Gubera directed two feature films with the University of Missouri starring Mexican masked wrestler Mil Máscaras. The film was entitled Academy of Doom. He replaced Jeff Burr as director of Mil Mascaras Vs. The Aztec Mummy in 2008. Both of these films screened at festivals around the world. In the summer of 2009, both Song of the Dead and Mil Mascaras Vs. The Aztec Mummy found a limited US theatrical release. In 2010 Mil Mascaras Vs. The Aztec Mummy was screened to an enthusiastic audience at the Fantasia Film Festival.

Gubera won Best Visual Effects at the St. Louis Filmmaker's Showcase 2010 for a short film called A Christmas Prayer. The film mixed live action with animated sets.
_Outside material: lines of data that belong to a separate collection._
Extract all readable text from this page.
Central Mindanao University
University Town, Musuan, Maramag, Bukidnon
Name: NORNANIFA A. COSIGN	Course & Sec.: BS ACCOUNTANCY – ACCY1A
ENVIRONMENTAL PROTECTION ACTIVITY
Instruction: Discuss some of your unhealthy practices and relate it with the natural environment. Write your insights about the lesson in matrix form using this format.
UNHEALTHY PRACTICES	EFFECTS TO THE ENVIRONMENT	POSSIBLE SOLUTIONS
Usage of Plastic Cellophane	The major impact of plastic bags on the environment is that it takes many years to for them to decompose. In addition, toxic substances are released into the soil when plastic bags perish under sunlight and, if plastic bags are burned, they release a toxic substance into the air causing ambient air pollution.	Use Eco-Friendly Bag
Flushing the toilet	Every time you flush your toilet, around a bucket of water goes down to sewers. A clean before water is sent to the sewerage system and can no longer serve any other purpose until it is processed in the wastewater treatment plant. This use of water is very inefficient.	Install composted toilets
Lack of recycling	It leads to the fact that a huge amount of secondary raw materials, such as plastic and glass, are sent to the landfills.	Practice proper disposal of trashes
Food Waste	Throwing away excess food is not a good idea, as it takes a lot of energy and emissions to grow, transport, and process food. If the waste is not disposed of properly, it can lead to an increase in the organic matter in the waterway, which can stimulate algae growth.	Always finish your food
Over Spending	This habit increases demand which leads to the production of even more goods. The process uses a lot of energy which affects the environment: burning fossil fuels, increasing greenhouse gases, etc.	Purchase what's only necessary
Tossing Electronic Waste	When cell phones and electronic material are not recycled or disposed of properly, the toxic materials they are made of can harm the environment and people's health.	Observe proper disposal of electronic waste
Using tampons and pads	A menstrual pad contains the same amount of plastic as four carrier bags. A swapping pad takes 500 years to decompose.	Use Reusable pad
In 2011, Gubera's home town of Joplin, Missouri, was destroyed by a massive tornado. He documented the event with a feature documentary called Joplin, Missouri - A Tornado Story. The film was narrated by Cost to Cost AM radio host George Noory. The film picked up a number of honors including winning Best Feature Documentary at the 2012 St. Louis Filmmaker's Showcase and being nominated for a 2013 Mid-America Emmy.

In the Summer of 2014, Gubera produced and directed the horror feature film Slasher.com. The film is currently in post production. The film stars R.A. Mihailoff, Jewel Shepard, Delious Kennedy from the R&B group All-4-One, Ben Kaplan and Morgan Carter.